With respects to training a model, IRB/REB (ethics) boards can grant approval for this kind of work without needing individual patient consent.
That's what the unsupervised learning is for. GPT doesn't have labels either, just raw data.
Also, even within the US framework, there's pressure. A radiologist can rubberstamp 10x as many reports with AI-assistance. That doesn't eliminate radiology, but it eliminates 90% of the radiologists we're training.
Not if its an emergency.
> but it eliminates 90% of the radiologists we're training.
Billing isnt going to change. Billing is a legal thing, not a supply/demand thing.

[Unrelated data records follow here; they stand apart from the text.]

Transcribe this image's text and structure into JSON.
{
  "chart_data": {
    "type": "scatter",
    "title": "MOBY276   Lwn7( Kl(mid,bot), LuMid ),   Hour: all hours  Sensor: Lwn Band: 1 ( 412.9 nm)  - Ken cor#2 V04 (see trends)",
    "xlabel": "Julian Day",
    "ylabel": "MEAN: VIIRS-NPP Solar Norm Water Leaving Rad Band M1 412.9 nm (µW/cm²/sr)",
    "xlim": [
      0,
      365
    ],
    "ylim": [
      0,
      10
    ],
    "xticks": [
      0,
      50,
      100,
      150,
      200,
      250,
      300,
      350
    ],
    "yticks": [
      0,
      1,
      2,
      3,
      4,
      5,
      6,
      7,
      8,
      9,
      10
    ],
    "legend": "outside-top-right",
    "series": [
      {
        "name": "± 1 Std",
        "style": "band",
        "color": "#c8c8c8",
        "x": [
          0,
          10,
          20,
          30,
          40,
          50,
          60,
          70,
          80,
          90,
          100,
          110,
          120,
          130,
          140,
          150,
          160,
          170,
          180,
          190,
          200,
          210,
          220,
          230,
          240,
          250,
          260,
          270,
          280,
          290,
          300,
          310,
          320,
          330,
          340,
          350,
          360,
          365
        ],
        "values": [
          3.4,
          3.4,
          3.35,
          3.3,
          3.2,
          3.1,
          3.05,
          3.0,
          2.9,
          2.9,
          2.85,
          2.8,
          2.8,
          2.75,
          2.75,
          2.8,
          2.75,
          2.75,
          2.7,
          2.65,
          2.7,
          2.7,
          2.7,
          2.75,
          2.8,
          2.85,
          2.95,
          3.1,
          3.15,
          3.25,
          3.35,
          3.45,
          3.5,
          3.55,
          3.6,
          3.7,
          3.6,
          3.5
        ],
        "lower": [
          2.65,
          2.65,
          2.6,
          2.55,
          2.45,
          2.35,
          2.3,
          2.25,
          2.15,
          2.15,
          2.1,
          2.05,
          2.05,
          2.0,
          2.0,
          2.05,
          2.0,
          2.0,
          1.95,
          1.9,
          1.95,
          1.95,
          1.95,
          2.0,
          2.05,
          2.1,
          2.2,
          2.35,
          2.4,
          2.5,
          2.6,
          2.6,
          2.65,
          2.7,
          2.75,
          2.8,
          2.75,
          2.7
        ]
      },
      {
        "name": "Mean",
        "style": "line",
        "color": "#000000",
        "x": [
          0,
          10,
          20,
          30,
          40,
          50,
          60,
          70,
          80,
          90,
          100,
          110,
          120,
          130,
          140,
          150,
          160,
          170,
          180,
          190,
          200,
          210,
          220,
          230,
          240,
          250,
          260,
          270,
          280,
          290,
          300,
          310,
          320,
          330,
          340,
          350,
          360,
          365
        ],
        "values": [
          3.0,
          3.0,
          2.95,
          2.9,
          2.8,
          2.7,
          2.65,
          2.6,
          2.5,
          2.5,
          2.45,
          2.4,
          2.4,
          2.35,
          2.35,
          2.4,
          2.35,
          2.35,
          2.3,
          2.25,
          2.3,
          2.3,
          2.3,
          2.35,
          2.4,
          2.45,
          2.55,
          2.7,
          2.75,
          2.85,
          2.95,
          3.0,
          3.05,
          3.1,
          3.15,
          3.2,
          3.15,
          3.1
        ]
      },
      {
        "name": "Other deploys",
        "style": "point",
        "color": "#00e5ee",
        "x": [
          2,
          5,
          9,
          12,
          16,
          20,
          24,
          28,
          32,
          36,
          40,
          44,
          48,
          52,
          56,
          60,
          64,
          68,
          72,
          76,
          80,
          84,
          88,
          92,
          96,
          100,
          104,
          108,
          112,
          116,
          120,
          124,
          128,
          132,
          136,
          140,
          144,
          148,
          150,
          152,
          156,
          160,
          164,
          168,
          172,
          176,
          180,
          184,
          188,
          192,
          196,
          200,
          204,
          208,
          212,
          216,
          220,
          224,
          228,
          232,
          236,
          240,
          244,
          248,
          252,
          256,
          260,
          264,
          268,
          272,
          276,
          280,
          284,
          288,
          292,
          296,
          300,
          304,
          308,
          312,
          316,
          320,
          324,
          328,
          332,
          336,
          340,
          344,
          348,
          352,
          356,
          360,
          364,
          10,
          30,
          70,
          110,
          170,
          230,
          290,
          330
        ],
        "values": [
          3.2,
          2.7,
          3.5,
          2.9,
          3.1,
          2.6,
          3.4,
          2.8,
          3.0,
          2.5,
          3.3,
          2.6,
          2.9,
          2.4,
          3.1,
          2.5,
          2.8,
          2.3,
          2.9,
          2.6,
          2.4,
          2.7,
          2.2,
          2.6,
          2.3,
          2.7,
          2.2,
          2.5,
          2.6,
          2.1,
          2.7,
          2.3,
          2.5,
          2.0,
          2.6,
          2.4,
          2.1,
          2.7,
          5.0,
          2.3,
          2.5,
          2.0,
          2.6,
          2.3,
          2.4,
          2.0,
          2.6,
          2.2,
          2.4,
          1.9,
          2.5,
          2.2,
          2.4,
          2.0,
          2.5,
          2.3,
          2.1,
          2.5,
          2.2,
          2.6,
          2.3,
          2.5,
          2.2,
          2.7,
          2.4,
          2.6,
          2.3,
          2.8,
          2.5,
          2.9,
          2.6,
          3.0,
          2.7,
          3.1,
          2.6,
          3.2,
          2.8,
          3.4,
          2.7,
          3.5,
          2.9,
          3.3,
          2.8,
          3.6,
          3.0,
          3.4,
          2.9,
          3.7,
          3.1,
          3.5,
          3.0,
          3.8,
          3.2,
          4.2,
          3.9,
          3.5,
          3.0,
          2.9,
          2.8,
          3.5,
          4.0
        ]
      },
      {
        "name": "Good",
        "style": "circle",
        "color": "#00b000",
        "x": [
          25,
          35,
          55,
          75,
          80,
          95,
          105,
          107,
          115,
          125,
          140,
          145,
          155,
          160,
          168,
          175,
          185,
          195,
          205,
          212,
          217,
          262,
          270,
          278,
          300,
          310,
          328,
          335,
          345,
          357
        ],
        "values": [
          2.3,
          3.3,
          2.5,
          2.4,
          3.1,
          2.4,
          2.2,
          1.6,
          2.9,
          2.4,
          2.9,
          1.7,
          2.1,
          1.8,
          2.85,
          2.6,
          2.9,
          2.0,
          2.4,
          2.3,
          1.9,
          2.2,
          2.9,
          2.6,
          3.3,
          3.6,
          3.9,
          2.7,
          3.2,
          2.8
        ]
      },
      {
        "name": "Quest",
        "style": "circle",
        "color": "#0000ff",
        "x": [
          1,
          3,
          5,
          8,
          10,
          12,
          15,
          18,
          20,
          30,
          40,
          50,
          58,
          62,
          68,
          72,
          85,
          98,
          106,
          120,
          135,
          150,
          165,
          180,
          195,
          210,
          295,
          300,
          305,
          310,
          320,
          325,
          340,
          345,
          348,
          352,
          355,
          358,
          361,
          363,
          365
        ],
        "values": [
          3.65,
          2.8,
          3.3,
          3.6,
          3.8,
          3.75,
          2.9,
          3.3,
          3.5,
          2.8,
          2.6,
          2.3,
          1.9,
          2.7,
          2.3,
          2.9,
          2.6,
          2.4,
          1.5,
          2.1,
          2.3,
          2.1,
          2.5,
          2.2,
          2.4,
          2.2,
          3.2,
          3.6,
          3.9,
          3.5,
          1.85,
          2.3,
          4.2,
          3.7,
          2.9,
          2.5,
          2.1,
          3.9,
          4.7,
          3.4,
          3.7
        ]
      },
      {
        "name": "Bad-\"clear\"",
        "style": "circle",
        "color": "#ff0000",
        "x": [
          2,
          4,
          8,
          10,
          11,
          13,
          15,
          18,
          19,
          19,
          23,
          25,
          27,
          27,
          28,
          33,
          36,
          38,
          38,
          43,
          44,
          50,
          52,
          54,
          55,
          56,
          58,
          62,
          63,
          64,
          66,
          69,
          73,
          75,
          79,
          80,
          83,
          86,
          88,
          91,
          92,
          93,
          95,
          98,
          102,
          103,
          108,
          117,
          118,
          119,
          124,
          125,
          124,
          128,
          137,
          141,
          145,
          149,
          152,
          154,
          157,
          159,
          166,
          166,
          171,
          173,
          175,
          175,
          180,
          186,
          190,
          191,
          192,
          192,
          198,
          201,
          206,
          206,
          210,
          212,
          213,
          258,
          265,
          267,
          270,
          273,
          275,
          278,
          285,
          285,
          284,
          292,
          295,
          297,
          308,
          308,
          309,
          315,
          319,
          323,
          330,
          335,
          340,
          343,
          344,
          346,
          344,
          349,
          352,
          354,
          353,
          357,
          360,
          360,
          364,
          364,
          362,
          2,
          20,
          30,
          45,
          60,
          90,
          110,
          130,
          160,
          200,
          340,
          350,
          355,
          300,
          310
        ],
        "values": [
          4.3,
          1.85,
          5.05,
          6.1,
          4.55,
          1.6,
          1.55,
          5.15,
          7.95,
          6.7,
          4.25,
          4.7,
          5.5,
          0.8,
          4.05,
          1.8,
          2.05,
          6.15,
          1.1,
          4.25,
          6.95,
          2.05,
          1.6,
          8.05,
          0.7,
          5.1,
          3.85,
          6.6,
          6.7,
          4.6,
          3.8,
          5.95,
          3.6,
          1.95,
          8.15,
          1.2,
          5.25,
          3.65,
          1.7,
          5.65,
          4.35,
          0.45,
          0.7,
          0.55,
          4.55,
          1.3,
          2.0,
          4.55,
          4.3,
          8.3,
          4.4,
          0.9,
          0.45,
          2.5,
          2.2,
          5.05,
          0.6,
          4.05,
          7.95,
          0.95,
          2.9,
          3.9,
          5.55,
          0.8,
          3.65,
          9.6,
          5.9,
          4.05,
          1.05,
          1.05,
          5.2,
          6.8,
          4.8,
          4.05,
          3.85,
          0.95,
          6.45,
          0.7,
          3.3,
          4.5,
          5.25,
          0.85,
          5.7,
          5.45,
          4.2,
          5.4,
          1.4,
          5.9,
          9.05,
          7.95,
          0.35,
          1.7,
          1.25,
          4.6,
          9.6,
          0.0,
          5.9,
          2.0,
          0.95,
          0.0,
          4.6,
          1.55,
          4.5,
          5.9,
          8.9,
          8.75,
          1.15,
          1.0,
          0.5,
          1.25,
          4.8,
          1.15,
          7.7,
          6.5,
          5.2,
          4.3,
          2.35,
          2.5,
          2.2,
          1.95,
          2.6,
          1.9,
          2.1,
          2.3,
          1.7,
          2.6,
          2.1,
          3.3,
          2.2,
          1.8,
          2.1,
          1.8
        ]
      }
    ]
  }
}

But yes, I fully plan to utilize travel medicine and potentially black market prescription drugs in my lifetime if there isnt meaningful reform for the middle/upper class.
https://www.opensecrets.org/federal-lobbying/top-spenders?cy...
I've worked at places with AI/CAD for lung nodules, mammo and stroke and there isn't even a whisper at cutting fee codes because of AI efficiency gains at the moment.
N.B. I say this as a radiologist who elected not to pursue an interventional fellowship because I see reimbursement for diagnostic work skyrocketing with AI due to increases in efficiency and stagnant fee codes.